Caftan The expression caftan or Kaftan from Ottoman Turkish caftan is used to refer to some full size, loosely-fitted garment with long or shorts worn by both women and men, primarily from the Levant and North Africa. The caftan is very similar to the more voluminous djellaba dress of the Middle East. The origin of this caftan is usually tied to Asia Minorant Mesopotamia. Caftan-like robes are depicted from the palace reliefs of ancient Persia relationship to 600 B.C.E. From the thirteenth century C.E., the design had spread into Eastern Europe and Russia, where caftan styles supplied the model for a range of different primary garments well into the nineteenth century.

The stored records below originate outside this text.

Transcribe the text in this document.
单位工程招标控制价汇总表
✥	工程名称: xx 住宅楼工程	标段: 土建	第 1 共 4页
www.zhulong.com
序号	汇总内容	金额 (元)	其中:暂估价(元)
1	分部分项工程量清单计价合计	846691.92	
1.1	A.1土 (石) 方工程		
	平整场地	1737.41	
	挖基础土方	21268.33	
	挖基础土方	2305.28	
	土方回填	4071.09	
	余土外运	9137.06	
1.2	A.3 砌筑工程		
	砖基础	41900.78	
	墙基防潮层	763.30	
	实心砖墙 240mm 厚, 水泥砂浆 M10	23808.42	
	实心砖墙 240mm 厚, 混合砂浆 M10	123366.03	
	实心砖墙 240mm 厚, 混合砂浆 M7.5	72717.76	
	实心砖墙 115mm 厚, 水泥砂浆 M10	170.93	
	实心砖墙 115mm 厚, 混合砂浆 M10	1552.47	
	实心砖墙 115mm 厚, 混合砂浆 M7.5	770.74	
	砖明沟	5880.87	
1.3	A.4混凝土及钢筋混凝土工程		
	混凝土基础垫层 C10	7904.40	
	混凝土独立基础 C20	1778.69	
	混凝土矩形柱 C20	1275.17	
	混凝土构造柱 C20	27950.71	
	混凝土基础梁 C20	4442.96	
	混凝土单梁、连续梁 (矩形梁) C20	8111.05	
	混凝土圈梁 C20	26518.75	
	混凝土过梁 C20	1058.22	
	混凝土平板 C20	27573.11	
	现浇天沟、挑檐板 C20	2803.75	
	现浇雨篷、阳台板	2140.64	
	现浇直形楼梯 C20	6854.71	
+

From the 13th century, the caftan had spread into Eastern Europe And Russia, where caftan styles supplied the model for a range of different primary garments well into the nineteenth century. From Russia the caftan made it way to Turkey. The Turks also embraced caftans, and subsequently brought the design to Hungary and Poland when they conquered those lands. At the Ottoman Empire of the 16th century, Caftans of varying Lengths were constructed from rich Ottoman satins and velvets of metallic and silk threads were worn by courtiers to signify status, maintained in court treasuries, used as tribute, and given as robes of honour to seeing ambassadors, heads of state, important government officials, and master artisans working for the Imperial court. Men’s caftans frequently had gores added, causing the caftan to flare in the base, while women’s clothes were closely fitted. Girls were more likely to include sashes or belts.
A sultan and his courtiers may layer a couple of kaftan dress with varying length sleeves for ceremonial functions. An interior short-sleeved caftan, was usually fastened with an embroidered sash or jewelled belt, whereas the outer caftan may have slits in the shoulder whereby the wearer’s arms were thrust to display the sleeves occasionally with detachable expansions of the internal caftan to flaunt the contrasting fabrics of these garments. Following a trip to Morocco in the early 1960s, Diana Vreeland Published a series of articles in Vogue championing the caftan as trendy for The Beautiful People. Yves Saint Laurent and Halston were artists who comprised caftan-styled clothes in their lines. Since that time, caftans continue to have a market for at-home and evening wear. The caftan is currently marketed globally as fashion. Having a long and elegant history- worn by emperors and kings, Modern use of the term caftan can be broadened to encompass a range of similarly styled garment types.